Cerca de 50 filmes. Publicidade em jornais, rádios, televisão, cinema, na internet e em outdoors. Uma campanha em todos os estados brasileiros para mostrar “como cada ato do governo beneficia diretamente o cidadão e faz mudar seu dia a dia para melhor”, segundo palavras do próprio secretário de Comunicação da Presidência, Fábio Wajngarten. Tudo isso a um custo que supera os R$ 14 milhões – parte do valor contratado durante os meses de março e abril, período em que o país passa pela pandemia do novo coronavírus.
Segundo apuração inédita da Agência Pública com dados públicos e por meio da Lei de Acesso à Informação (LAI), apenas em março e abril a campanha “Agenda Positiva”, da Secretaria Especial de Comunicação Social (Secom), contratou R$ 5,8 milhões em ações de agências de publicidade. Desse total, R$ 4 milhões ocorreram após a Organização Mundial da Saúde (OMS) ter declarado, em 11 de março, a Covid-19 como pandemia.

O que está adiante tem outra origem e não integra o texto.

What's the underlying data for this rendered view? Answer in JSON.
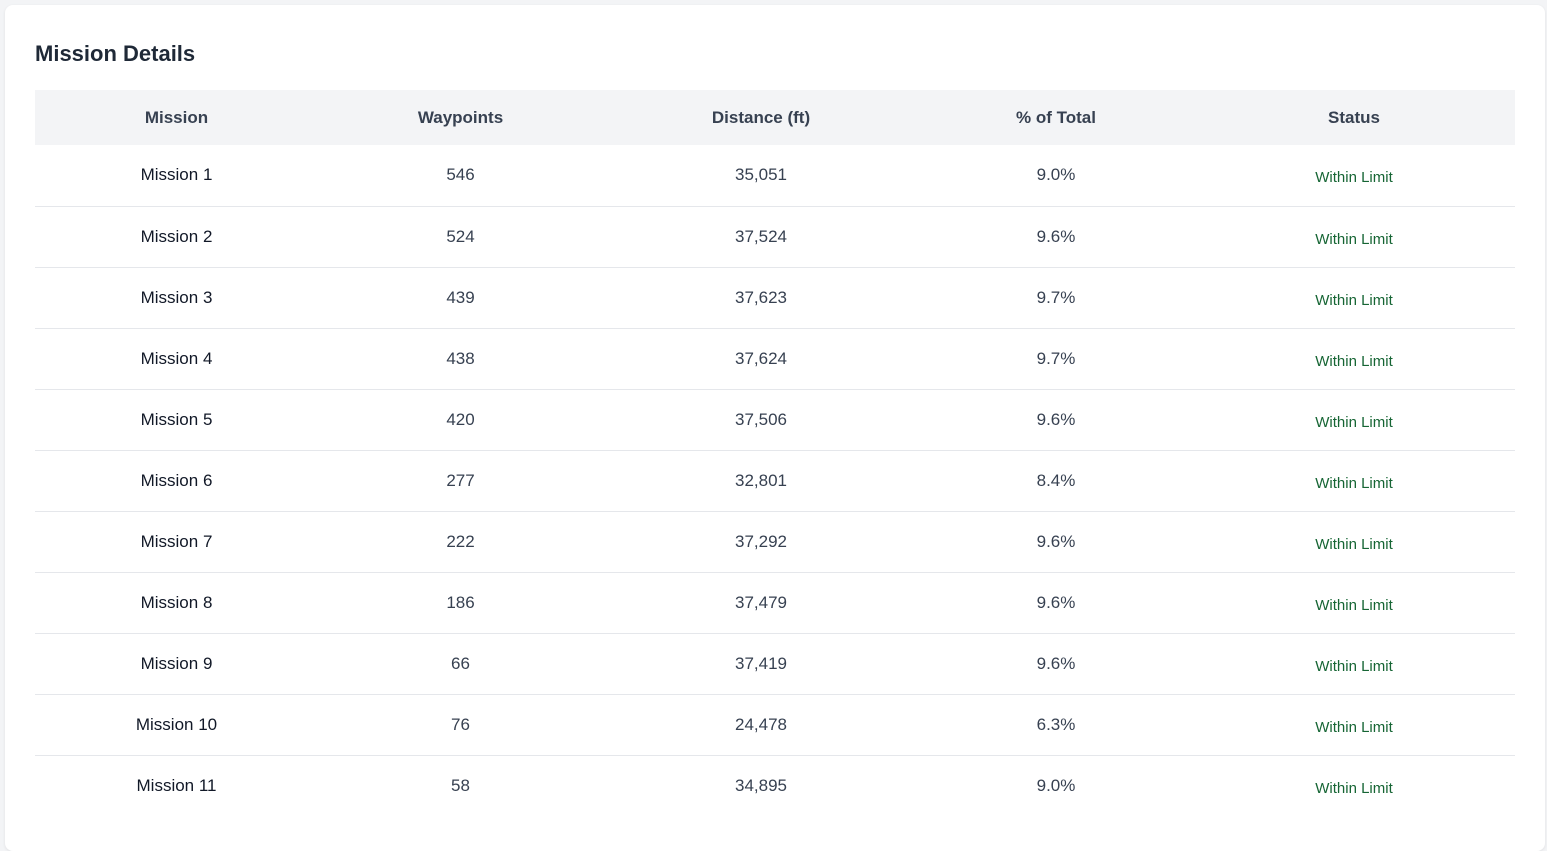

Além desses gastos, desde março a Secom contratou outros R$ 8,4 milhões para a campanha “Brasil no Exterior”. De acordo com material do próprio governo, a campanha é para “combater a percepção do país no exterior, face a alguns temas negativos que estão sendo veiculados e repercutidos internacionalmente”, sobretudo as “notícias negativas em relação ao governo e à conduta do Presidente”. Do total, R$ 6,3 milhões foram contratados após a OMS já ter declarado pandemia do novo coronavírus. A maior parte desses gastos foi acertada após o Brasil já ter registrado mortes por Covid-19.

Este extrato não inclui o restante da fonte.